Short's Buys Groople, Eyes Mtgs.
February 02, 2009 - 12:00 AM ET
By Seth Harris
Short's Travel Management in April plans to launch a new product that enables corporations to book hotel meeting space and amenities, after integrating its proprietary technology with that of online group hotel booking technology provider Groople, which it acquired last month.
The new product also will allow booking of food and beverage and audiovisual services. It will use a new application programming interface to directly connect with properties and chains that support the technology, said Short's president and CEO David LeCompte. The tool will launch with one Short's corporate account that spends more than $20 million on meetings per year. A broader product rollout for non-Short's clients is scheduled for 60 days later.

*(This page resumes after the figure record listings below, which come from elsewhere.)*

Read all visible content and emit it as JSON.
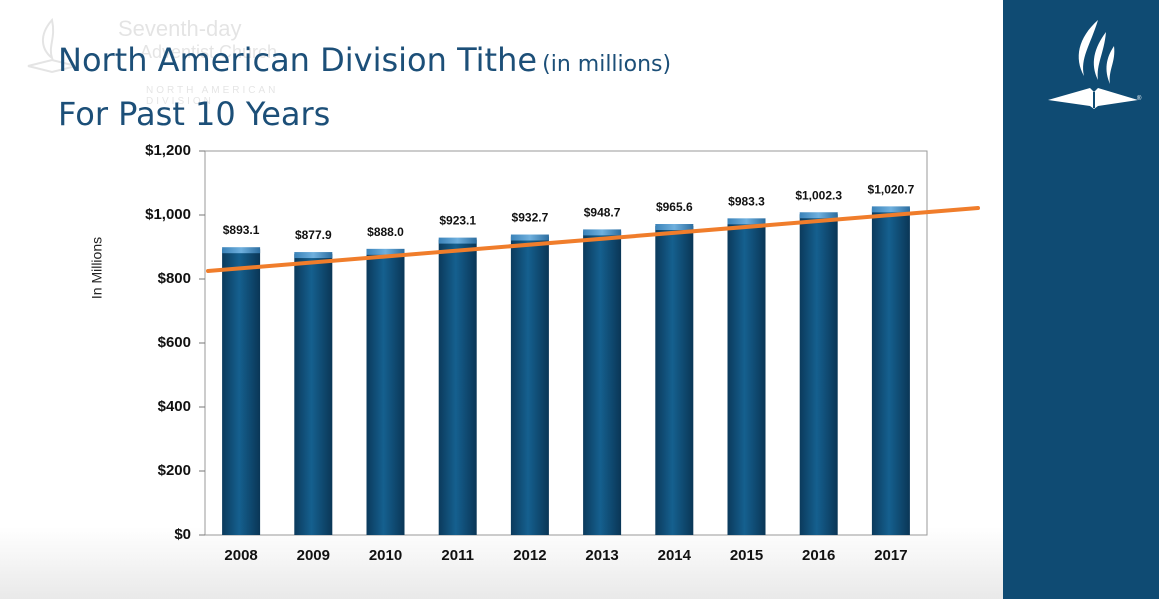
{
  "watermark": {
    "line1": "Seventh-day",
    "line2": "Adventist Church",
    "line3": "NORTH AMERICAN DIVISION"
  },
  "title": {
    "main": "North American Division Tithe",
    "suffix": "(in millions)",
    "line2": "For Past 10 Years"
  },
  "colors": {
    "bar": "#0f4a72",
    "trend": "#f07d2b",
    "panel": "#0f4b73",
    "title": "#1c4f78"
  },
  "icons": {
    "logo": "adventist-flame-bible-icon"
  },
  "chart_data": {
    "type": "bar",
    "categories": [
      "2008",
      "2009",
      "2010",
      "2011",
      "2012",
      "2013",
      "2014",
      "2015",
      "2016",
      "2017"
    ],
    "values": [
      893.1,
      877.9,
      888.0,
      923.1,
      932.7,
      948.7,
      965.6,
      983.3,
      1002.3,
      1020.7
    ],
    "data_labels": [
      "$893.1",
      "$877.9",
      "$888.0",
      "$923.1",
      "$932.7",
      "$948.7",
      "$965.6",
      "$983.3",
      "$1,002.3",
      "$1,020.7"
    ],
    "ylabel": "In Millions",
    "ylim": [
      0,
      1200
    ],
    "yticks": [
      0,
      200,
      400,
      600,
      800,
      1000,
      1200
    ],
    "ytick_labels": [
      "$0",
      "$200",
      "$400",
      "$600",
      "$800",
      "$1,000",
      "$1,200"
    ],
    "trendline": {
      "start_value": 825,
      "end_value": 1022
    },
    "grid": false,
    "legend": "none"
  }
}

One major hotel chain already has signed on to share its inventory content using the new API, according to LeCompte. It enables administrators to book up to 50 hotel rooms and automatically process a reservation and pricing request instead of waiting for individual properties to respond to requests for proposals.
Groople's previous booking platform, which launched in 2004, was designed for booking multiple hotel rooms primarily for incentive travel, small groups and sports travel, LeCompte said.
The acquisition price was undisclosed. According to LeCompte, the two companies began discussing possibilities for an acquisition in March 2008, but Groople's venture capital owners, who invested $20 million into the company, were asking too high a price and the difficulties in combining technologies for a joint venture were too great.
The acquisition was completed in December, but the technology teams had worked on the new product since the acquisition was agreed to "in late October, early November when their dynamic changed where someone was looking to acquire them and that fell through and we stepped in."